Once we had these two big, bulked up dogs like they was bull-dog Quarter Horses, only dogs instead of horses, and fully trained and gave permission by their own people to attack humans and horses, which their people called “intruders,” here on the County Island. They was black as night on top, and rusty-colored on the bottom, with no tails to give a friendly wag at all, that’s how mean they was. Dogs don’t generally bother me none, but these was a different breed.

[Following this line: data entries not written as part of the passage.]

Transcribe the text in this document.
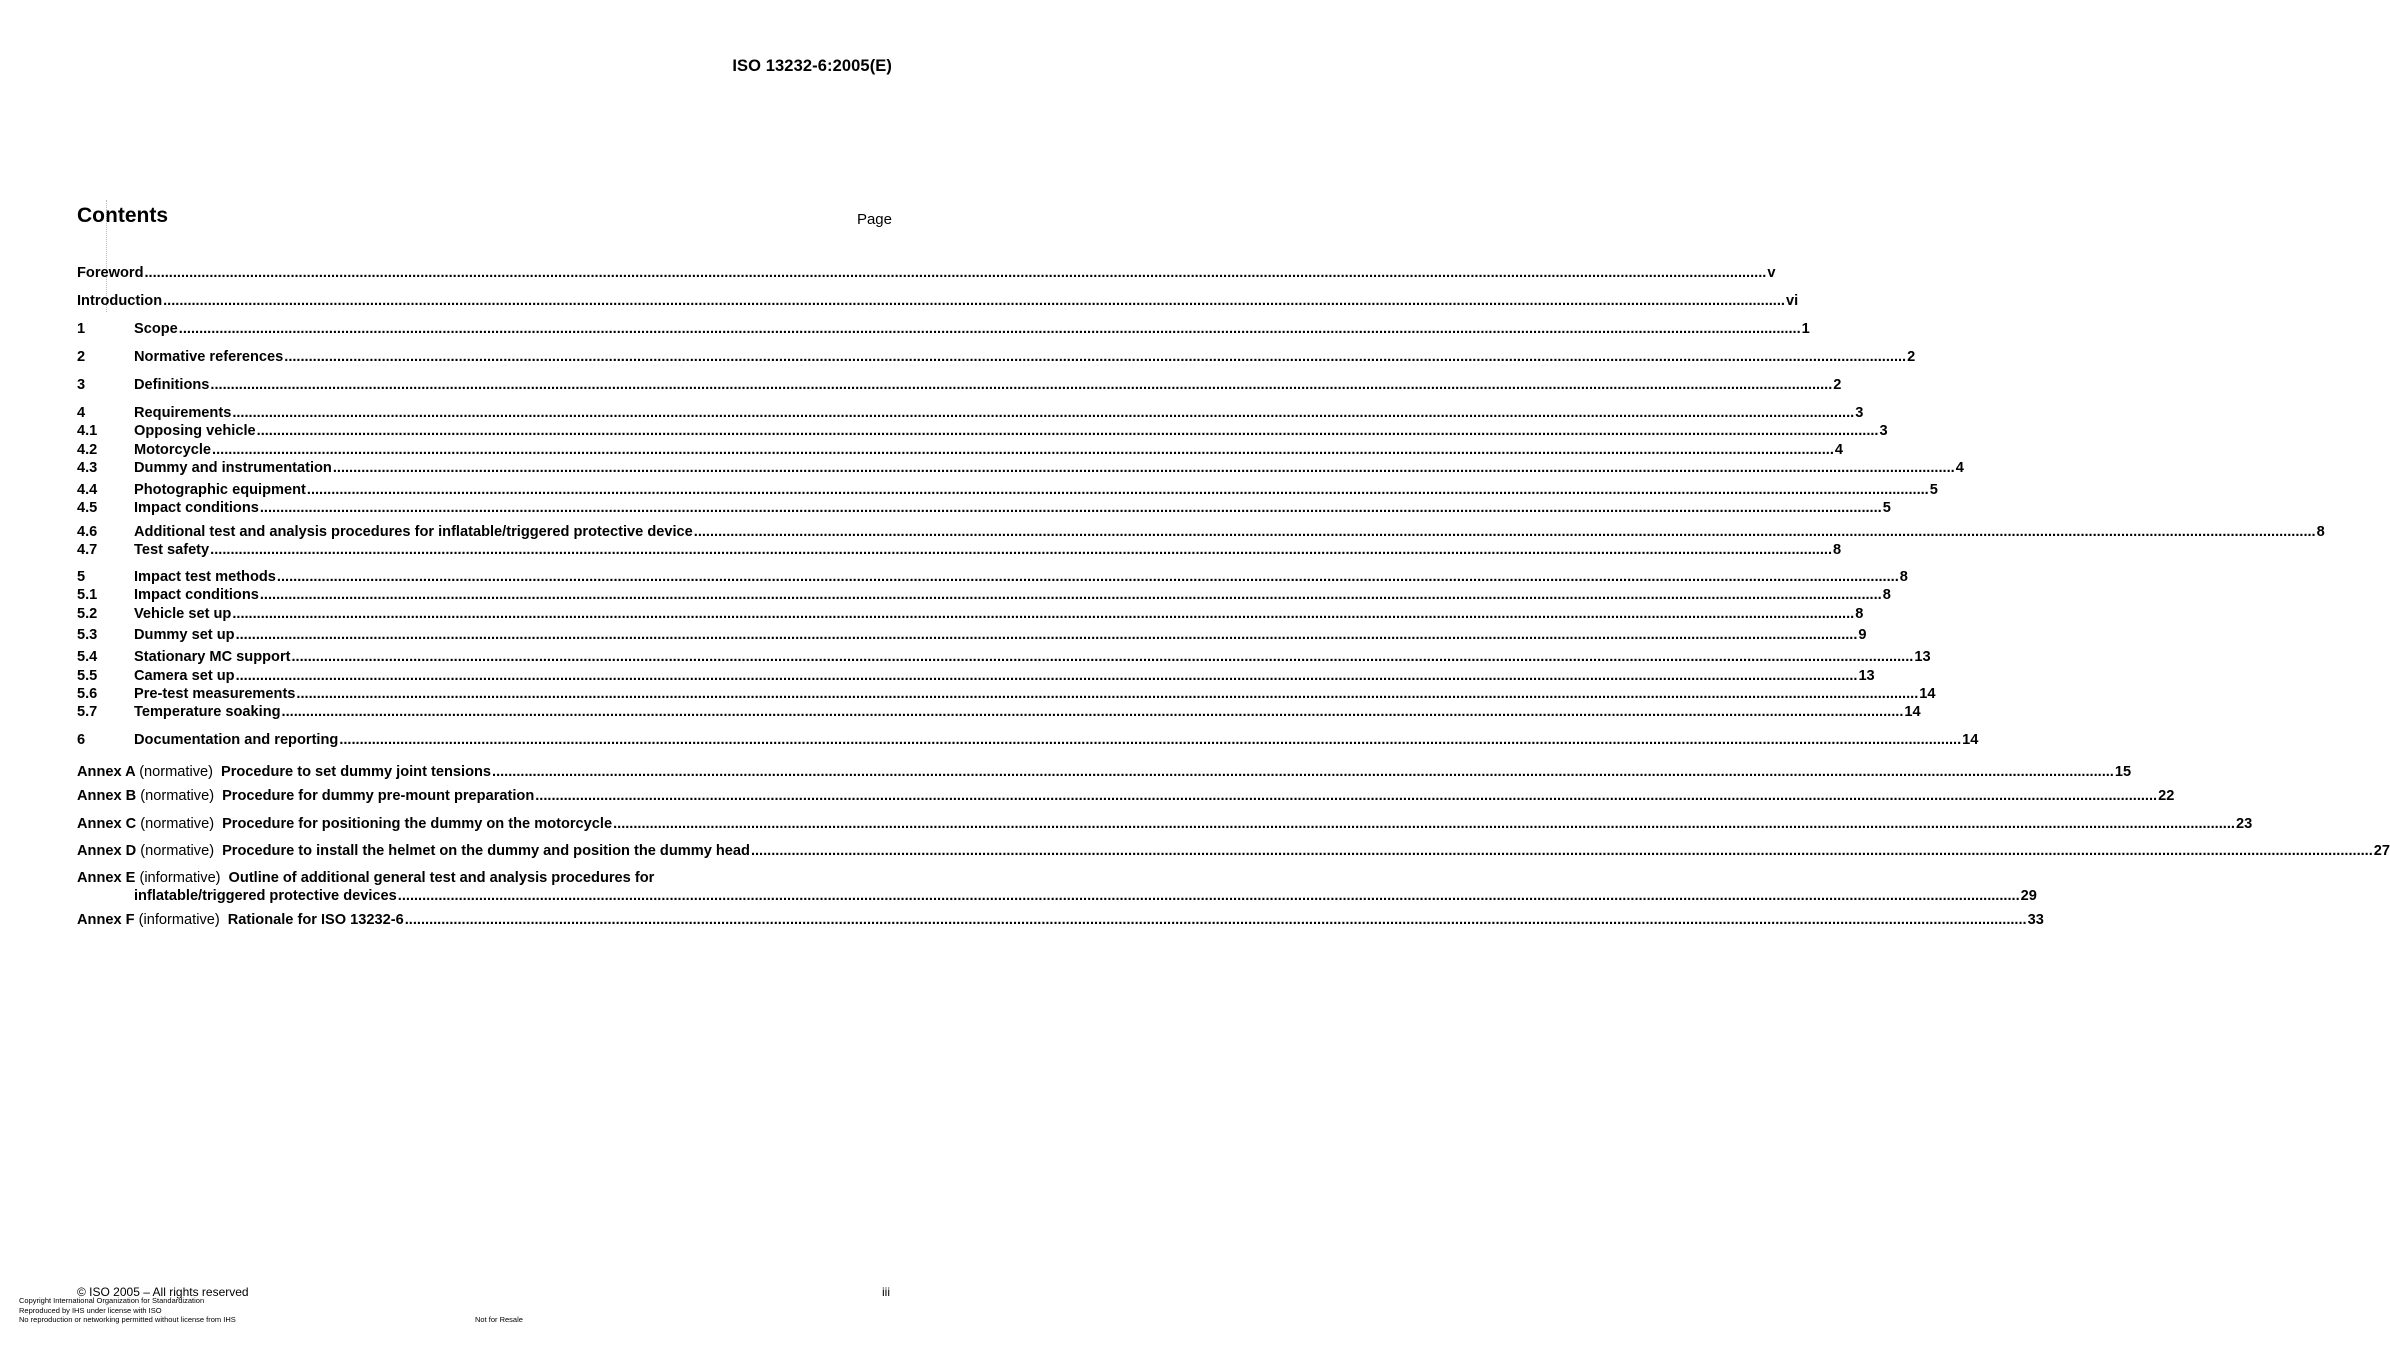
ISO 13232-6:2005(E)
Contents	Page
Foreword ................................................................................................................................................................................................................................................................................................................................................................................................................ v
Introduction ................................................................................................................................................................................................................................................................................................................................................................................................................ vi
1	Scope ................................................................................................................................................................................................................................................................................................................................................................................................................ 1
2	Normative references ................................................................................................................................................................................................................................................................................................................................................................................................................ 2
3	Definitions ................................................................................................................................................................................................................................................................................................................................................................................................................ 2
4	Requirements ................................................................................................................................................................................................................................................................................................................................................................................................................ 3
4.1	Opposing vehicle ................................................................................................................................................................................................................................................................................................................................................................................................................ 3
4.2	Motorcycle ................................................................................................................................................................................................................................................................................................................................................................................................................ 4
4.3	Dummy and instrumentation ................................................................................................................................................................................................................................................................................................................................................................................................................ 4
4.4	Photographic equipment ................................................................................................................................................................................................................................................................................................................................................................................................................ 5
4.5	Impact conditions ................................................................................................................................................................................................................................................................................................................................................................................................................ 5
4.6	Additional test and analysis procedures for inflatable/triggered protective device ................................................................................................................................................................................................................................................................................................................................................................................................................ 8
4.7	Test safety ................................................................................................................................................................................................................................................................................................................................................................................................................ 8
5	Impact test methods ................................................................................................................................................................................................................................................................................................................................................................................................................ 8
5.1	Impact conditions ................................................................................................................................................................................................................................................................................................................................................................................................................ 8
5.2	Vehicle set up ................................................................................................................................................................................................................................................................................................................................................................................................................ 8
5.3	Dummy set up ................................................................................................................................................................................................................................................................................................................................................................................................................ 9
5.4	Stationary MC support ................................................................................................................................................................................................................................................................................................................................................................................................................ 13
5.5	Camera set up ................................................................................................................................................................................................................................................................................................................................................................................................................ 13
5.6	Pre-test measurements ................................................................................................................................................................................................................................................................................................................................................................................................................ 14
5.7	Temperature soaking ................................................................................................................................................................................................................................................................................................................................................................................................................ 14
6	Documentation and reporting ................................................................................................................................................................................................................................................................................................................................................................................................................ 14
Annex A (normative) Procedure to set dummy joint tensions ................................................................................................................................................................................................................................................................................................................................................................................................................ 15
Annex B (normative) Procedure for dummy pre-mount preparation ................................................................................................................................................................................................................................................................................................................................................................................................................ 22
Annex C (normative) Procedure for positioning the dummy on the motorcycle ................................................................................................................................................................................................................................................................................................................................................................................................................ 23
Annex D (normative) Procedure to install the helmet on the dummy and position the dummy head ................................................................................................................................................................................................................................................................................................................................................................................................................ 27
Annex E (informative) Outline of additional general test and analysis procedures for
inflatable/triggered protective devices ................................................................................................................................................................................................................................................................................................................................................................................................................ 29
Annex F (informative) Rationale for ISO 13232-6 ................................................................................................................................................................................................................................................................................................................................................................................................................ 33
© ISO 2005 – All rights reserved	iii
Copyright International Organization for Standardization
Reproduced by IHS under license with ISO
No reproduction or networking permitted without license from IHS	Not for Resale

They lived along a real narrow dirt way, where a horse had to walk right past their ranch’s chain fence to get wherever a horse was goin on his ride. We stopped takin their trail after this happened. We was moseyin past real quiet and slow and polite-like, just the bucket gal in the saddle, and me. We weren’t no big herd of horses causin no commotion nor harm. We had no plans to intrude on their ranch at all. And there was no dogs in sight. I could feel the bucket gal relax some in the saddle, on account of I doubt she was any more fond of the dogs than I was.
They ran at us while makin no sound at all, until they was damned near ON us, except for the chain fence between us, with an explosion of sound, mostly barkin deeper and more menacin than any dog sounds I ever heard. They said they meant to eat us whole, and I believed ‘em.
The main problem was, there wasn’t much space to give ‘em space, which I’d a been more than obliged to do. They was all up in my face, snarlin and growlin, and grabbin the chain fence with their long, snarlin teeth, and rattlin the whole entire chain fence line at us. I had no doubt they could take down the fence if they wanted to bad enough, and right after that, they’d surely work as a team to take down me.
It made no difference when I pinned my ears and swung my head at ‘em, which is my general language meanin “back off, dog.” It only mad ‘em madder.
It made no difference when I jigged to the far side of the narrow way, practically draggin the bucket gal’s knee —and my own hide, I might add — into the cactus to avoid ‘em. Plus then we was draggin ourselves through the cactus. It all made me jumpier than a County Island Russell dog, ya know, the li’l tan and whites ones that jumps and stirs up lots of trouble in the barn? The kind a horse can dream about drop-kickin for their antics when there ain’t nobody lookin? We made it out alive past the bulky black and rusty bull-built dogs, but likely barely.
Anyhow, ridin past those dogs sucked. And we never did it again, after that. Until the other day.
So much time’s passed I can’t even count the number of feed buckets or hay flakes I ate since the time we barely escaped those dogs with our bodies intact. I also can’t imagine what possessed the bucket gal to give it another shot. Sometimes I don’t think people ever learn from bad things, unlike us horses. When a place or a thing is bad, to us horses, it’s bad forever, as is proper and sensible. Only some horses got a whole long list of silly things they think is bad, mostly County Island horses. Also mostly Ayrabs.
Down the narrow dirt trail we walked, approachin the long chain fence that marked the ranch of the trained attackin dogs. Only, there was no dogs. Didn’t they hear my soft hoof beats upon the sand? Didn’t they smell me comin with their high intruder alert dog senses?
All of a sudden, I heard a heavy pantin sound, comin closer. I tried not tense up. I could thusly feel the bucket gal tryin not to, too. And then she laughed out loud, and I saw why.
Comin through the cactus in their yard slower than lumberin big desert tortoises was two real fat, out-a-shape, gray-faced black and rusty-colored dogs with no tails. Between their labored breaths and pants, they each gave a mere woof. One stood there softly woofin out a real weak warnin at us, while the other loped real slow, with big, heavin breaths, along the chain fence line to follow up the entire length of their ranch, while sayin the entire way, as I walked as slow as I usually do, what sounded to my own horse-ears like, “Woof … oh, wait a minute there … Woof! … slow down, will ya, I’m comin to get ya … Woof!” It ain’t nice to laugh at no animal, even old dogs. I didn’t see no signs of them snarlin with their teeth, which made me think maybe they had no teeth left to snarl with. Or shake the fence with. Not that I am one to judge any critter that’s missin teeth.
The bucket gal told ‘em they was still real fierce and very scary, good guard dogs, which did not seem real genuine to me. But I guess we got that dirt road trail back at our disposal now.